Evaluation of optical accelerometry for next generation gravimetry missions

Kurzfassung

Twenty years of gravity observations from the satellite missions GRACE, GOCE, GRACE-FO have provided unique data about mass redistribution processes in the Earth system, such as melting of Greenland's ice shields, sea level changes, underground water depletion, droughts, floods, etc. Ongoing climate change underlines the urgent need to continue this kind of observations utilizing Next Generation Gravimetry Missions (NGGM) with enhanced instruments. Here, we focus on accelerometers (ACC). Drifts of the electrostatic accelerometers (EA) are one of the limiting factors in the current space gravimetry missions dominating the error contribution at low frequencies (<1e-3 Hz).
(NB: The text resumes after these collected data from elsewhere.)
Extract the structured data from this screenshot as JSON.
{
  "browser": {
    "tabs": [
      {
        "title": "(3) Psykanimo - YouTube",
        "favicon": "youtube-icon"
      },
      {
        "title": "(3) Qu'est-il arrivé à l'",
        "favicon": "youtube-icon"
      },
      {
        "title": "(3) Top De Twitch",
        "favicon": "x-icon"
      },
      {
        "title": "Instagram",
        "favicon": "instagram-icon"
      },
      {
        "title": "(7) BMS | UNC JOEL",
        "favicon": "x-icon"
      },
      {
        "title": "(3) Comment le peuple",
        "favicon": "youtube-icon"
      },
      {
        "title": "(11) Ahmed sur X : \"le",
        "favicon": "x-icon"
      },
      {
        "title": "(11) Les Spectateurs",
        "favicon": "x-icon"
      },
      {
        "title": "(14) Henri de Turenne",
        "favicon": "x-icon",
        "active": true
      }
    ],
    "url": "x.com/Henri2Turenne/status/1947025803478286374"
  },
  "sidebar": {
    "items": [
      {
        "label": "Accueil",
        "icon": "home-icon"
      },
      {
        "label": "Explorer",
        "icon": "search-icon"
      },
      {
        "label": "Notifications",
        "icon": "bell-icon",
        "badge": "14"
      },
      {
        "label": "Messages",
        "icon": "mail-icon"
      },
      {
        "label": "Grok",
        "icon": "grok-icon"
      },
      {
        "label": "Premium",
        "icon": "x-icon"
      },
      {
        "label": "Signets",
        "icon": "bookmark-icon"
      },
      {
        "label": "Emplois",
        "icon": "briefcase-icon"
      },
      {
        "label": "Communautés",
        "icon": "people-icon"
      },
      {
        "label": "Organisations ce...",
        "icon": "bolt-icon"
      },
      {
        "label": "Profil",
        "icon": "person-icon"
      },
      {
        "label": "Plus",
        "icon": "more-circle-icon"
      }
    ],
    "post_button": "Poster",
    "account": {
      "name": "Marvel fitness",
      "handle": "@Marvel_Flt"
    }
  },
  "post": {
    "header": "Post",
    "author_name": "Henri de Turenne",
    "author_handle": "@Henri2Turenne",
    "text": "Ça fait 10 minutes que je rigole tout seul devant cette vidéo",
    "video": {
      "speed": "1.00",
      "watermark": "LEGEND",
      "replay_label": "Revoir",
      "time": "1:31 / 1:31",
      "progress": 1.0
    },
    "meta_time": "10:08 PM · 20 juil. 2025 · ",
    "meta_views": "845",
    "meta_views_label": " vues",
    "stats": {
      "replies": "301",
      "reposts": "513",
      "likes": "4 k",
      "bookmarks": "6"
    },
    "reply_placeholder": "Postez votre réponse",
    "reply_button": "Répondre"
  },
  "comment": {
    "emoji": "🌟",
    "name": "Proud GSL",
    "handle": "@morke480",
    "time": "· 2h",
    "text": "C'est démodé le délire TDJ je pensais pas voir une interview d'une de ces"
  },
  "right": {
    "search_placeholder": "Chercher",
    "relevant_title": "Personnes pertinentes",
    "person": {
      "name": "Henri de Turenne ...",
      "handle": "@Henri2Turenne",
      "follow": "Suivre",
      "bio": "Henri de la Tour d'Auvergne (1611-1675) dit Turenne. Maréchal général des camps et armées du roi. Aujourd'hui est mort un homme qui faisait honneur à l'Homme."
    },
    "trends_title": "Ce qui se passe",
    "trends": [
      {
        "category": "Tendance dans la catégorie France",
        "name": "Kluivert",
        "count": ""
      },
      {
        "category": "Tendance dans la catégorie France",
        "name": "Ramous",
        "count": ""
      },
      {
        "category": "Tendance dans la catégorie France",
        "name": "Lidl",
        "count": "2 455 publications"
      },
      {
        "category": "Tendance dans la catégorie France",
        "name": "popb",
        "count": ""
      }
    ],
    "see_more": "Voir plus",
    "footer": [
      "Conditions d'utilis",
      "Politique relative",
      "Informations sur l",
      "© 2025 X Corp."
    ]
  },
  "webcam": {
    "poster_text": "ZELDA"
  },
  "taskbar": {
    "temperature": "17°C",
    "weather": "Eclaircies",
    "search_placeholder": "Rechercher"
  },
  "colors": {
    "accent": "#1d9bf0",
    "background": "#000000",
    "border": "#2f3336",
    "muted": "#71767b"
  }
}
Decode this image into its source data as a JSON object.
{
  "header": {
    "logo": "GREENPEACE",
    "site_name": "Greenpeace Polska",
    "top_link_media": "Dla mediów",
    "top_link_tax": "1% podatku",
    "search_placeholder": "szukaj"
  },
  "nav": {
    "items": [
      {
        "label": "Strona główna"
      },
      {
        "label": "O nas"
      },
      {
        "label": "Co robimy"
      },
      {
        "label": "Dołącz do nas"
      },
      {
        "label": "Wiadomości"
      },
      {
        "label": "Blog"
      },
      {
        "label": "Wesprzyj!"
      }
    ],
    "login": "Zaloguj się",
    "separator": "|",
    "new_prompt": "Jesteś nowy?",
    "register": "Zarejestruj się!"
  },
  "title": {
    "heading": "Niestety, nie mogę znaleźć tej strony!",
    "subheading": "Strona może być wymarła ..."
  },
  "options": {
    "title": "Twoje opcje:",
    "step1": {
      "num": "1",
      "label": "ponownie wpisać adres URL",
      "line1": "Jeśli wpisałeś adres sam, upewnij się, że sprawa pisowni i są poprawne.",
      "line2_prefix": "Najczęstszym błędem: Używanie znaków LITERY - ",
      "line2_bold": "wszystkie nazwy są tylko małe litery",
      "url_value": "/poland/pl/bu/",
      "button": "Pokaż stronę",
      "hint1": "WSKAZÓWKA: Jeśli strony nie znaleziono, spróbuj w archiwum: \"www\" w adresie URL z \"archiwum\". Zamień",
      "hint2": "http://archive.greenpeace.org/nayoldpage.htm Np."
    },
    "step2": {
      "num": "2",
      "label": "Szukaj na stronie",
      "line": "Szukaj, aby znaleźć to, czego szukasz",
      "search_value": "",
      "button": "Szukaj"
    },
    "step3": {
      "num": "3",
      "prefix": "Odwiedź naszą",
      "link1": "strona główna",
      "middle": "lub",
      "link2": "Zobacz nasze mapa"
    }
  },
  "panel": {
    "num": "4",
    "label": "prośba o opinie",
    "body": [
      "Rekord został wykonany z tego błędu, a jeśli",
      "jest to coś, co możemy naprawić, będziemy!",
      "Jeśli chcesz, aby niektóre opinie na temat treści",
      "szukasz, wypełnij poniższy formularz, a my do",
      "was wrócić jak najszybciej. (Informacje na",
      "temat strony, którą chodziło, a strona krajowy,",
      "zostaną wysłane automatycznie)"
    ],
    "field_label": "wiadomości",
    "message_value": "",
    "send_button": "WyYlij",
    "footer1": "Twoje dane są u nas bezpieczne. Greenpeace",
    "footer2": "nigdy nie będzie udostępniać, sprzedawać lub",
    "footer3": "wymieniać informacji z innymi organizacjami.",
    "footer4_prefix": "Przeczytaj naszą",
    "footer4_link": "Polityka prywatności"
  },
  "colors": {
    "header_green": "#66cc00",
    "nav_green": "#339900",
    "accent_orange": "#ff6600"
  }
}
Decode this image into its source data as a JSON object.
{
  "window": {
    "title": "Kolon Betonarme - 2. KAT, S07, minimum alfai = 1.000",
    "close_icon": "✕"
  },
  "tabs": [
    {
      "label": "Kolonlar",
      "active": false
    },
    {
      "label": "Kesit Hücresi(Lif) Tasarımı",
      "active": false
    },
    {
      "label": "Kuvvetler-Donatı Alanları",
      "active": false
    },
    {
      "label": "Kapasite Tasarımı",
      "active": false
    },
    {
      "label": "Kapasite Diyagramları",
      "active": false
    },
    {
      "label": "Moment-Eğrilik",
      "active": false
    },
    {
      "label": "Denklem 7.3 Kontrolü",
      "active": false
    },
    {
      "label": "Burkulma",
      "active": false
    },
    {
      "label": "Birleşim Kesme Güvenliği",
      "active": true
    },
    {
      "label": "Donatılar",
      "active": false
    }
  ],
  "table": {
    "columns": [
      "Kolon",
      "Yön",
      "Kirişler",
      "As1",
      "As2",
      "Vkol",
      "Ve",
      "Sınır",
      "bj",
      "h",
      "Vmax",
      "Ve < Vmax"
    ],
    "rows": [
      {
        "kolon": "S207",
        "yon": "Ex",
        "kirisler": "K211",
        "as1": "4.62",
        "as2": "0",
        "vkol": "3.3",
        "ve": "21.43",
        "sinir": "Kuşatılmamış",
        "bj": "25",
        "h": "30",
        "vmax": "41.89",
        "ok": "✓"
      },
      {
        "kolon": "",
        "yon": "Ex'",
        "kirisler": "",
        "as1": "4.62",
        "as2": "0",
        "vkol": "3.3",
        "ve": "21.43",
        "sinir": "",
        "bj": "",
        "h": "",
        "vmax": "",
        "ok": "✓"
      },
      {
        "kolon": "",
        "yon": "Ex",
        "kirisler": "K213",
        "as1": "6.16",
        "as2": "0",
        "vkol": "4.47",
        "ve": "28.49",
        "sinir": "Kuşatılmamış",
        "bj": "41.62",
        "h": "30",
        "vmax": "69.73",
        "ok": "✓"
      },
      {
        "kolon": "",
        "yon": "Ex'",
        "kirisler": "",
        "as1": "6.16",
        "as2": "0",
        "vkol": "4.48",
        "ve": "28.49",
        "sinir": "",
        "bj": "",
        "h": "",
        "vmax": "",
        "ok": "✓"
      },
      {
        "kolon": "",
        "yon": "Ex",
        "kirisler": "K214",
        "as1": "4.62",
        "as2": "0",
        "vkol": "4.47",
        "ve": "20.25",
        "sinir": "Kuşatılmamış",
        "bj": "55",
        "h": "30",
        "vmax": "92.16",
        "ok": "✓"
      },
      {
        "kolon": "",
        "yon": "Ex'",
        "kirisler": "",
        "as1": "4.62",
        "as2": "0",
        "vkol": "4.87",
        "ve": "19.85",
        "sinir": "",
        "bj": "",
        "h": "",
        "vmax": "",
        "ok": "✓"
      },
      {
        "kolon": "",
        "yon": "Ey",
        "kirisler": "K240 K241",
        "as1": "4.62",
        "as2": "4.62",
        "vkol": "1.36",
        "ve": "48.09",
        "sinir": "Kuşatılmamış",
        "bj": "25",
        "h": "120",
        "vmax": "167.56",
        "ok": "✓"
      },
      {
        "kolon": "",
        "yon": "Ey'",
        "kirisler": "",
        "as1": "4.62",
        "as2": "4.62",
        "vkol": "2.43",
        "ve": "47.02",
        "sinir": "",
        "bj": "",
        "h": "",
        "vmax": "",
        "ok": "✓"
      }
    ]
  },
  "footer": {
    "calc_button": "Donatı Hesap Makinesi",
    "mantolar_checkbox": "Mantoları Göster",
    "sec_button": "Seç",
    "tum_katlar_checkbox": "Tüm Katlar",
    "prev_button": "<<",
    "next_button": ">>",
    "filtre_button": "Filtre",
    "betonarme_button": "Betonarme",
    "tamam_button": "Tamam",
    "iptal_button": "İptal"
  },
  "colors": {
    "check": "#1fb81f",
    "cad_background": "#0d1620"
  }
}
The focus of this study is on the modelling of enhanced EAs with laser-interferometric readout, so called "optical accelerometers" and evaluating their performance at Low Earth Orbits (LEO). Contrary to GRACE(-FO) or GOCE capacitive accelerometers, optical ones sense the motion of the test mass (TM) in one or more axes by applying laser interferometry. Combination of sensing in multiple directions and of several test masses would lead to enhanced gradiometry which would improve the determination of the static gravity field to a higher spatial resolution and may even enable to observe time-variable gravity changes. Our research is based on very promising results of the mission LISA-Pathfinder which has demonstrated the benefit of using a drag-free system in combination with optical accelerometry and UV TM discharge which allowed sensing of non-gravitational accelerations several orders of magnitude more accurate than it is realized in current gravity missions like GRACE-FO. This research project is carried out in close collaboration with the IGP and the DLR-SI, to provide - on the long run - a roadmap for improved angular and linear accelerometry for NGGM. In this presentation, we now introduce a framework for modeling enhanced EA with laser-interferometric readout mainly developed by IGP including major noise sources, like actuation noise, capacitive sensing, stiffness and thermal bias. Also, parametrization of the developed ACC model will be discussed including different TM weights and TM-electrode housing gaps. Finally, improved results of the recovered gravity field will be shown based on various mission scenarios applying optical accelerometry and gradiometry.